Lost House was the second ever Harlequin, but the publishers pushed it like old pros.

Dope? Sure.

Danger? Ditto.

Dolls? Well, Pamela is described as attractive in the way prospective a mother-in-law might approve. Wees makes something of her playing around with "the soft pink ruffles of her skirt" when speaking to David in the final chapter. That's sexy, I guess. But Pamela's just one doll.
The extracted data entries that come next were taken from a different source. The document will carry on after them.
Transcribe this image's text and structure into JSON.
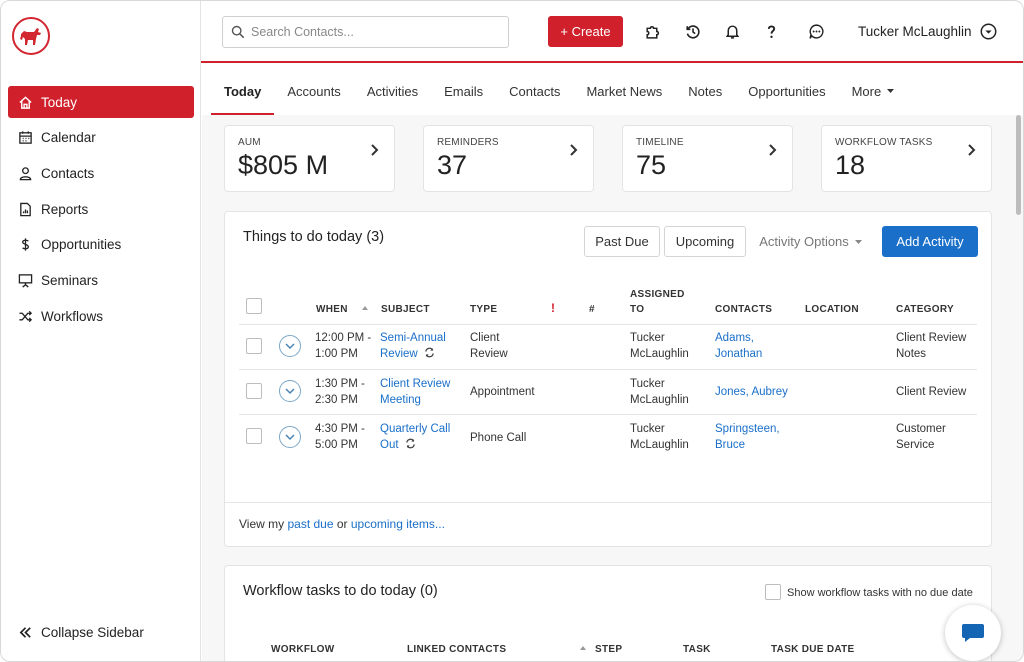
{
  "sidebar": {
    "logo_icon": "dog-icon",
    "items": [
      {
        "label": "Today",
        "icon": "home-icon",
        "active": true
      },
      {
        "label": "Calendar",
        "icon": "calendar-icon"
      },
      {
        "label": "Contacts",
        "icon": "person-icon"
      },
      {
        "label": "Reports",
        "icon": "report-icon"
      },
      {
        "label": "Opportunities",
        "icon": "dollar-icon"
      },
      {
        "label": "Seminars",
        "icon": "presentation-icon"
      },
      {
        "label": "Workflows",
        "icon": "shuffle-icon"
      }
    ],
    "collapse_label": "Collapse Sidebar"
  },
  "header": {
    "search_placeholder": "Search Contacts...",
    "create_label": "+ Create",
    "user_name": "Tucker McLaughlin"
  },
  "tabs": [
    "Today",
    "Accounts",
    "Activities",
    "Emails",
    "Contacts",
    "Market News",
    "Notes",
    "Opportunities",
    "More"
  ],
  "stats": [
    {
      "label": "AUM",
      "value": "$805 M"
    },
    {
      "label": "REMINDERS",
      "value": "37"
    },
    {
      "label": "TIMELINE",
      "value": "75"
    },
    {
      "label": "WORKFLOW TASKS",
      "value": "18"
    }
  ],
  "todo": {
    "title": "Things to do today (3)",
    "buttons": {
      "past_due": "Past Due",
      "upcoming": "Upcoming",
      "activity_options": "Activity Options",
      "add_activity": "Add Activity"
    },
    "columns": {
      "when": "WHEN",
      "subject": "SUBJECT",
      "type": "TYPE",
      "flag": "!",
      "number": "#",
      "assigned_to": "ASSIGNED TO",
      "contacts": "CONTACTS",
      "location": "LOCATION",
      "category": "CATEGORY"
    },
    "rows": [
      {
        "when": "12:00 PM - 1:00 PM",
        "subject": "Semi-Annual Review",
        "type": "Client Review",
        "assigned": "Tucker McLaughlin",
        "contacts": "Adams, Jonathan",
        "location": "",
        "category": "Client Review Notes"
      },
      {
        "when": "1:30 PM - 2:30 PM",
        "subject": "Client Review Meeting",
        "type": "Appointment",
        "assigned": "Tucker McLaughlin",
        "contacts": "Jones, Aubrey",
        "location": "",
        "category": "Client Review"
      },
      {
        "when": "4:30 PM - 5:00 PM",
        "subject": "Quarterly Call Out",
        "type": "Phone Call",
        "assigned": "Tucker McLaughlin",
        "contacts": "Springsteen, Bruce",
        "location": "",
        "category": "Customer Service"
      }
    ],
    "footer": {
      "prefix": "View my ",
      "past_due_link": "past due",
      "middle": " or ",
      "upcoming_link": "upcoming items..."
    }
  },
  "workflow": {
    "title": "Workflow tasks to do today (0)",
    "show_no_due_label": "Show workflow tasks with no due date",
    "columns": {
      "workflow": "WORKFLOW",
      "linked_contacts": "LINKED CONTACTS",
      "step": "STEP",
      "task": "TASK",
      "task_due_date": "TASK DUE DATE"
    }
  },
  "colors": {
    "brand_red": "#d0202b",
    "primary_blue": "#1a6fc9"
  }
}
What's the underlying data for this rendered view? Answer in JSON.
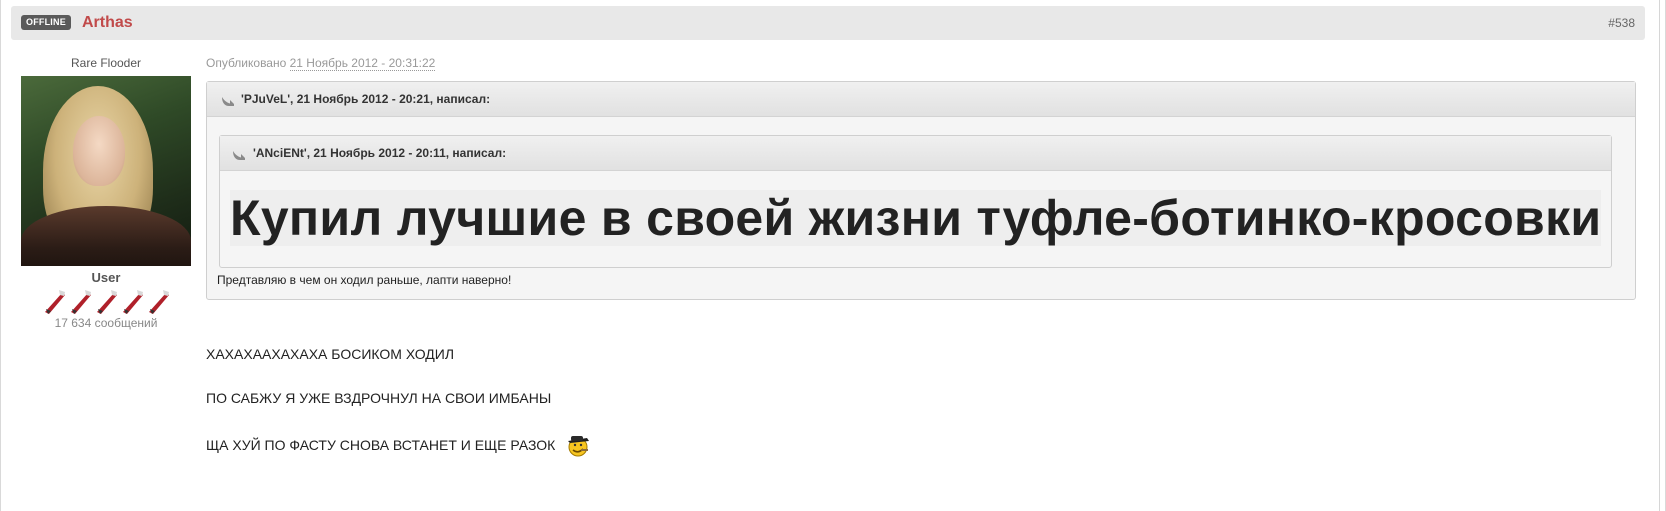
{
  "post": {
    "status": "OFFLINE",
    "author": "Arthas",
    "number": "#538",
    "posted_prefix": "Опубликовано",
    "posted_date": "21 Ноябрь 2012 - 20:31:22"
  },
  "author_panel": {
    "member_title": "Rare Flooder",
    "group": "User",
    "post_count": "17 634 сообщений",
    "rank_pips": 5
  },
  "quote_outer": {
    "citation": "'PJuVeL', 21 Ноябрь 2012 - 20:21, написал:",
    "text": "Предтавляю в чем он ходил раньше, лапти наверно!"
  },
  "quote_inner": {
    "citation": "'ANciENt', 21 Ноябрь 2012 - 20:11, написал:",
    "text": "Купил лучшие в своей жизни туфле-ботинко-кросовки"
  },
  "body": {
    "lines": [
      "ХАХАХААХАХАХА БОСИКОМ ХОДИЛ",
      "ПО САБЖУ Я УЖЕ ВЗДРОЧНУЛ НА СВОИ ИМБАНЫ",
      "ЩА ХУЙ ПО ФАСТУ СНОВА ВСТАНЕТ И ЕЩЕ РАЗОК"
    ],
    "emoticon": "cool-smiley-icon"
  },
  "colors": {
    "author": "#c14a4a",
    "badge_bg": "#5a5a5a",
    "header_bg": "#e8e8e8",
    "quote_bg": "#f5f5f5"
  }
}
The female guests at Lost House include a sad middle-aged widow who has yet to throw off her weeds, elderly Lady Riley, and two older spinster sister twins who live for knitting. 

Pamela's mother often appears in a lacy negligee, though only before her daughter. Is Mrs Leighton the the other doll?

Back cover copy continues the hard sell:


Pamela does not "land at David's feet, showing more in the process than a nice girl would normally show to a strange male." She wears a heavy skirt that approaches the length of a nun's habit. I add that she has sensible walking shoes.

Lost House is not "a fashionable British Columbia retreat for wealthy guests from all over the world;" it is nowhere so exotic, attracting only the dullest the English have to offer.

At end of it all, I found Lost House neither hot nor cold. It's lukewarm at best, despite Mrs Leighton's negligees.

*In fairness, as a romance novel, No Pattern for Life doesn't fit the Ricochet series. I recommend it as a strange romance.

Trivia I: In the preface to the anthology Investigating Women: Female Detectives by Canadian Writers (Toronto: Dundurn, 1995), David Skene-Melvin writes that the novel's royalties helped finance "Lost House," Wees's home in Stouffville, Ontario.

Trivia II: Like Wees, David is a graduate of the University of Alberta. He and his father practice medicine at the University Hospital, Edmonton. 

University Hospital, Edmonton, Alberta, c. 1938

Object: A very early Harlequin, my copy is a fragile thing. The publisher used the same cover in 1954 when reissuing Lost House as book #245, marking the last time the novel saw print. 

Access: Lost House was first published as a book in 1938 by Philadelphia's Macrae-Smith. The following year, Hurst & Blackett published the only UK edition. In 1940, the novel appeared as a Philadelphia Record supplement.


As of this writing, one jacketless copy of the Macrae-Smith edition is being offered online. Price: US$50.00. I'm not sure it's worth it, but do note that the image provided by the bookseller features boards with yellow writing. I believe orange/red (above) to be more common.

The Whitchurch-Stouffville Public Library doesn't hold a single edition of Frances Shelley Wees's twenty-four books.